The writing of the rules
Unfortunately, the crypto industry won't necessarily be able to write its own rules - although it may have a hand in drafting them.
"I expect regulation to look like more and more governance tokens will be considered securities," said noted industry skeptic Bennett Tomlin in a private message to The Node. "[Governance tokens] have claims against assets, claims against cash flows often and are the easiest target for regulators."
Much to the chagrin of regulators, anyone can create a crypto - a process that means the financial police have played whack-a-mole with issuers and likely will continue to do so. Although the U.S. Securities and Exchange Commission has begun cracking down on the industry by issuing broad warnings and doubling the size of its crypto enforcement division, even with clear rules, there will still be some anarchists like Kwon willing to circumvent the system.
Nic Carter, a venture capitalist and CoinDesk columnist, doesn't think official guidelines will be helpful for similar reasons. But the industry, which was already very skeptical of stablecoins, could impose its own rules.

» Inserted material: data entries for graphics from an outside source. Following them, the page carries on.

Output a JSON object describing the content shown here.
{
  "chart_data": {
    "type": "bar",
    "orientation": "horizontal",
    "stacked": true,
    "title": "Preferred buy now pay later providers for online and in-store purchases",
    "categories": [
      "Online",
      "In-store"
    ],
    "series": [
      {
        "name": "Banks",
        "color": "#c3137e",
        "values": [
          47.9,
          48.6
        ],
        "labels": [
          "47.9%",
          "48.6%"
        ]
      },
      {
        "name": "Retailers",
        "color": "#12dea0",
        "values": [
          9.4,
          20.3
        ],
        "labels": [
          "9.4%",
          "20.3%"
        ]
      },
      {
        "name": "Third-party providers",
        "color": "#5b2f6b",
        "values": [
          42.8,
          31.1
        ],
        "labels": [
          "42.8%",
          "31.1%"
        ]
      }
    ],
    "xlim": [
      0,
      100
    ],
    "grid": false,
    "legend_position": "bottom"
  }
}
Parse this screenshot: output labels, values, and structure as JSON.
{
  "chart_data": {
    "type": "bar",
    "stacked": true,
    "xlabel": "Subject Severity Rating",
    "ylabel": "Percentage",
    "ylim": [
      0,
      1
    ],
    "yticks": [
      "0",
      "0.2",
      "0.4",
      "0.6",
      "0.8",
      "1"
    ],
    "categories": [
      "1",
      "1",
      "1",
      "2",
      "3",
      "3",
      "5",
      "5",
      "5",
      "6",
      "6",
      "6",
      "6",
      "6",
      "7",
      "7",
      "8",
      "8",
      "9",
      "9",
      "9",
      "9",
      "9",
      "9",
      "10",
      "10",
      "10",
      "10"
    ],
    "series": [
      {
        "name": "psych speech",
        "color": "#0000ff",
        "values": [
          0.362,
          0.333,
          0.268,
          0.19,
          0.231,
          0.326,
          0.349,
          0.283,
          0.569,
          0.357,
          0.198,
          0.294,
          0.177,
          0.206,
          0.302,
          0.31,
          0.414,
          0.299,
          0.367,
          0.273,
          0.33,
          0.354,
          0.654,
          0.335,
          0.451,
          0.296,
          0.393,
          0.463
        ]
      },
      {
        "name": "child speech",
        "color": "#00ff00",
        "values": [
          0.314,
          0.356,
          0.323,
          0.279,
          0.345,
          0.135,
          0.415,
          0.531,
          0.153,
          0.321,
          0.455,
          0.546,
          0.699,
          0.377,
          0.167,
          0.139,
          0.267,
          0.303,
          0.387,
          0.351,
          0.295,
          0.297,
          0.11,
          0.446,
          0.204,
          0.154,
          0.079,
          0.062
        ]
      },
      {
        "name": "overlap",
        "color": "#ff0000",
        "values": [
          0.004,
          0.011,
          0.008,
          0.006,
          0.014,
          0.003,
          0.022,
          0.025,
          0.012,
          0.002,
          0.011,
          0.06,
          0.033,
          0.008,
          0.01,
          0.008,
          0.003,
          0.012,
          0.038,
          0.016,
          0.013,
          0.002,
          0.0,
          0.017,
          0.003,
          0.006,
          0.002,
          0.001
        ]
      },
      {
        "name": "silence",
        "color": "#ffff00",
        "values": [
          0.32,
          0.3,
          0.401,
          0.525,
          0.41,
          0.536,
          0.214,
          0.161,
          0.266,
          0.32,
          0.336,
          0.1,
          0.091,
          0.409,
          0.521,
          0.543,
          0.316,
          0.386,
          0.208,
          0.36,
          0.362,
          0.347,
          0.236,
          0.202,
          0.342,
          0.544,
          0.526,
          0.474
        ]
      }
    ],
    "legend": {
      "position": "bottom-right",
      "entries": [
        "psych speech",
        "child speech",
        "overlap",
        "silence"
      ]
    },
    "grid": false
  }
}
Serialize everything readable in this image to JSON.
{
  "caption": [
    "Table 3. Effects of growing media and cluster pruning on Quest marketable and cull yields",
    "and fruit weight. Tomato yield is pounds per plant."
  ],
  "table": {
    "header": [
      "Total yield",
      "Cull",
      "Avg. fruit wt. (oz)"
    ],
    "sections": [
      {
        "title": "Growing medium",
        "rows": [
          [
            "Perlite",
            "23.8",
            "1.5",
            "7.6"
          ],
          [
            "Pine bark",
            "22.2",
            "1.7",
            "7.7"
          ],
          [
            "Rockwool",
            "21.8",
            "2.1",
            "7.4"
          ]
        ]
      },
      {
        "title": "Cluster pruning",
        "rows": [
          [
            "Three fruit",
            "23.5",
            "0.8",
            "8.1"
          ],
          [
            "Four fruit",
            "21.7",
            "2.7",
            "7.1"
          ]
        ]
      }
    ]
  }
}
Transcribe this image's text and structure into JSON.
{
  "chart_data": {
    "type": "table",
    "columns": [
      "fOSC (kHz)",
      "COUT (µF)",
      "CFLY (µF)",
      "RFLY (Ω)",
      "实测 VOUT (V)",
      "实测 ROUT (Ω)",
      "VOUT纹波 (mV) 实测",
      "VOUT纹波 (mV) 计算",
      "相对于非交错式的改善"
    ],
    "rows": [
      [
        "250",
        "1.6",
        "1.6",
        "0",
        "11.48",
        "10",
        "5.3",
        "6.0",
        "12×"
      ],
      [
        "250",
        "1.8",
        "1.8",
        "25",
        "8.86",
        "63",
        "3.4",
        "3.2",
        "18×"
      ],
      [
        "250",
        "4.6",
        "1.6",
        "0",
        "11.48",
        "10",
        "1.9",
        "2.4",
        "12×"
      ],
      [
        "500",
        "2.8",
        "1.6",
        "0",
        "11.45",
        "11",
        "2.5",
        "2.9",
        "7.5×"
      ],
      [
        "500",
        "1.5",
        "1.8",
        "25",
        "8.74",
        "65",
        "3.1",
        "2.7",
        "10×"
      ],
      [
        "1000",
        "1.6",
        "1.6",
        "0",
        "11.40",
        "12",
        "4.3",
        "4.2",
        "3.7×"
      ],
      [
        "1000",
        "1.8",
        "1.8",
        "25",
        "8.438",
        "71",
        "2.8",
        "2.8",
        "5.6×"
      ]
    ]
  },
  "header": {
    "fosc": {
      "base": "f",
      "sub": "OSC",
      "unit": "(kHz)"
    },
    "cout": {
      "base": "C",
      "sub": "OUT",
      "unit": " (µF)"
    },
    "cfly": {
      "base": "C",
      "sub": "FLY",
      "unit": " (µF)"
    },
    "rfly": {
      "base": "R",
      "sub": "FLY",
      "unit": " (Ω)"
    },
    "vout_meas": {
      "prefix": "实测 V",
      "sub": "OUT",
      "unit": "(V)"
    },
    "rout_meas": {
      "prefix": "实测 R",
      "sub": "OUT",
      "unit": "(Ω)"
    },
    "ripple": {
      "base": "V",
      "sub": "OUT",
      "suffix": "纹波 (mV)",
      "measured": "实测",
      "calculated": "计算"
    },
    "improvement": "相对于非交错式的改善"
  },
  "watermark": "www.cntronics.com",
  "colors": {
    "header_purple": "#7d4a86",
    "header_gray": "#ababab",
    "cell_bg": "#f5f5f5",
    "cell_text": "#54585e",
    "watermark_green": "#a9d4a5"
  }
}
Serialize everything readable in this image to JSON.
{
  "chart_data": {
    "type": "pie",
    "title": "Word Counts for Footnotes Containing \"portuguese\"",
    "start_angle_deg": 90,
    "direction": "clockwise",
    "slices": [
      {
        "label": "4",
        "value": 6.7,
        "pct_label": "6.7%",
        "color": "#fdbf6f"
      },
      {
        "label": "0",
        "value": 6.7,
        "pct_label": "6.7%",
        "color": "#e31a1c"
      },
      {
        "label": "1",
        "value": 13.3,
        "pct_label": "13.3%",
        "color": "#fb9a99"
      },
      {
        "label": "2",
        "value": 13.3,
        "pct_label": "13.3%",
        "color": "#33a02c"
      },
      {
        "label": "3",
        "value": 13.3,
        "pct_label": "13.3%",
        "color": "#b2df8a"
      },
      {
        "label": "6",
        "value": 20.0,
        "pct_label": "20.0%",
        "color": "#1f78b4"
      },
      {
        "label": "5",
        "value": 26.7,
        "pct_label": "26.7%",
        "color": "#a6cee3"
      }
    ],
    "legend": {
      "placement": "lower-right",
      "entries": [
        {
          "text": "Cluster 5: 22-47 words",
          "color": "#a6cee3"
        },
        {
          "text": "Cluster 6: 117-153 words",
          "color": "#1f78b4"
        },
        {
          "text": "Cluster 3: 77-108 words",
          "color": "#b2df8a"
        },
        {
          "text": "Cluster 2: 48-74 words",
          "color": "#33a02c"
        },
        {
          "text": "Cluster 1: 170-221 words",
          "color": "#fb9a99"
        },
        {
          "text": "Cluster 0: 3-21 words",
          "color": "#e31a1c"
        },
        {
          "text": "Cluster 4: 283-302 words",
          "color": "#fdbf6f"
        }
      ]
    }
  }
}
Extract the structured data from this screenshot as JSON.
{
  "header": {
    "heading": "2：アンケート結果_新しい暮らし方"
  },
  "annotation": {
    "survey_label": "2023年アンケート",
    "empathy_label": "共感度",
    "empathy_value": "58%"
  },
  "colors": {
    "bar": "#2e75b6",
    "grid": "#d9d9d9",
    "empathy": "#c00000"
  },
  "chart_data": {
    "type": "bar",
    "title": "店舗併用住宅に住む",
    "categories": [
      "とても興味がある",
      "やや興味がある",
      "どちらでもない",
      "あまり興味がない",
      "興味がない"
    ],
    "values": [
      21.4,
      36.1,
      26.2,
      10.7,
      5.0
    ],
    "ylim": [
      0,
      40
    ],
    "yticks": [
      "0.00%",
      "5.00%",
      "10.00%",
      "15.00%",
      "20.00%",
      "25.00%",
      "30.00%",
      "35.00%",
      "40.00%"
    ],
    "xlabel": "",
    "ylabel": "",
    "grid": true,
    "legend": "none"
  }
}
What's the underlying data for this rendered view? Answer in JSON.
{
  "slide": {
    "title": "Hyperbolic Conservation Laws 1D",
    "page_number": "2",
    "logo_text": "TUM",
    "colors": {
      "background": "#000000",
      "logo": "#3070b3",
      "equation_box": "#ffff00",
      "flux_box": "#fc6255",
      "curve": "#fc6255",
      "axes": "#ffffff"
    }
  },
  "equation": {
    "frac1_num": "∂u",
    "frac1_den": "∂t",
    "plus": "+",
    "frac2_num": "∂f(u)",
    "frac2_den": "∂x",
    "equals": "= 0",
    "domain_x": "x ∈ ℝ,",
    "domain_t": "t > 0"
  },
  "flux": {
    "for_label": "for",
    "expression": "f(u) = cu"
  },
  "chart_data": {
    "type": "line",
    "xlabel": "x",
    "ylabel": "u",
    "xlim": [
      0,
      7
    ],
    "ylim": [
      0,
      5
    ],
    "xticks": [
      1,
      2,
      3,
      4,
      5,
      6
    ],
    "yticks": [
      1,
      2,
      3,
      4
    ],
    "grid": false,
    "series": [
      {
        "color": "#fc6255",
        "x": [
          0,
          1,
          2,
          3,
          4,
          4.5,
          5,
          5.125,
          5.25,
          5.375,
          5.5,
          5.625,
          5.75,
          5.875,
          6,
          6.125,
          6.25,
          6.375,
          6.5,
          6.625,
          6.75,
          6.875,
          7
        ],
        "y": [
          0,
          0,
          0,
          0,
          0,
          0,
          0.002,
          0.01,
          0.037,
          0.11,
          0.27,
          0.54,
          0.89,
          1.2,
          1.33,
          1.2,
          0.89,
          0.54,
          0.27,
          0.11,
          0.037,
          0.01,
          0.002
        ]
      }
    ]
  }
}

"I don't think you can proactively phase out things like UST any more than you can regulate Plustoken or Paycoin or Onecoin or other similar systems," Carter told me. He added that UST never "lived up to the word stablecoin" because its "real goal was to pump LUNA."
"So the questions of 'how do we regulate USDC' and 'what do we do with UST/Luna' are completely different," he said. "The latter is more about how to prevent large-scale financial fraud."
Rules are being put in place for stablecoins to look and function more like banks. Similar rules could be enforced in the crypto industry itself. Users could even require robust reserves for algos, or something like an "orthodox currency board," Carter said, referring to the monetary authorities that maintain exchange rates for foreign currencies.
Whether such a system is possible, and whether those authorities will use tokens that increasingly look like securities, are open questions. But it seems that one lesson for many investors is to opt for collateralized stablecoins in the future.
How long that preference will last, or how long the memory of the UST implosion may linger in the mind, is another question.
As Wu said, algorithmic stablecoins are the "holy grail." Or, as Tomlin put it, "The main reason I think people will keep trying is the appearance of free money."